In the second quarter of 2024, U.S. banks reported $512.9 billion in unrealized losses on investment securities, marking the 11th consecutive quarter of such losses, an unprecedented streak in the sector. This total is seven times higher than the peak seen during the 2008 Financial Crisis, underscoring the continued challenges faced by banks as rising interest rates and market volatility erode the value of their securities.
Bank of America, the nation’s second-largest lender, now holds $110.8 billion in held-to-maturity securities with unrealized losses, representing 20% of the total.
At the same time, the number of banks on the FDIC’s Problem Bank List rose to 66 in the first quarter of 2024, accounting for 1.5% of the total banks.
Additionally, the number of banks listed on the FDIC’s Problem Bank List increased to 66, representing 1.5% of the total banking institutions in the U.S. This list identifies banks facing financial difficulties, indicating heightened stress in the industry.
Unrealized losses refer to the decline in the market value of securities that banks hold but have not yet sold. These losses do not immediately affect the banks’ liquidity but pose risks if the institutions are forced to sell assets at a lower value than initially purchased, especially during periods of rising interest rates or market uncertainty.
Experts suggest that while the U.S. banking system remains well-capitalized overall, this extended period of unrealized losses, coupled with an increasing number of banks on the Problem Bank List, could signal potential trouble ahead, particularly if the Federal Reserve continues to maintain higher interest rates.
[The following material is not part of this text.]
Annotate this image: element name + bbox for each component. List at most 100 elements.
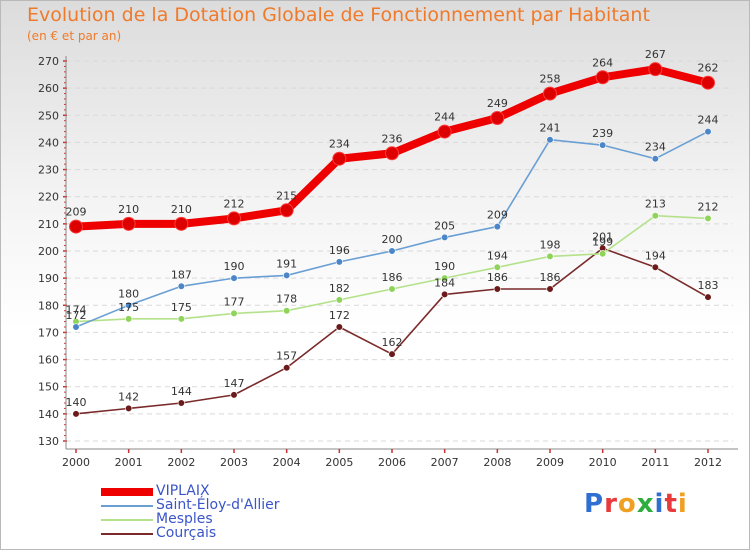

Banks are now balancing these challenges while attempting to remain profitable, with many institutions focusing on improving liquidity positions to avoid forced asset sales at a loss.
Key Points:
U.S. banks faced $512.9 billion in unrealized losses in Q2 2024.
This is the 11th consecutive quarter of unrealized losses on investment securities.
66 banks are now on the FDIC Problem Bank List, representing 1.5% of total U.S. banks.
Rising interest rates and market volatility are key factors behind these losses.
This financial trend underscores the importance of maintaining capital buffers and adapting to challenging market conditions.
Update
U.S. Federal Reserve’s paper losses hit over $200 billion this week. However, officials say this loss is only on paper and doesn’t affect their ability to manage monetary policy or keep the economy stable.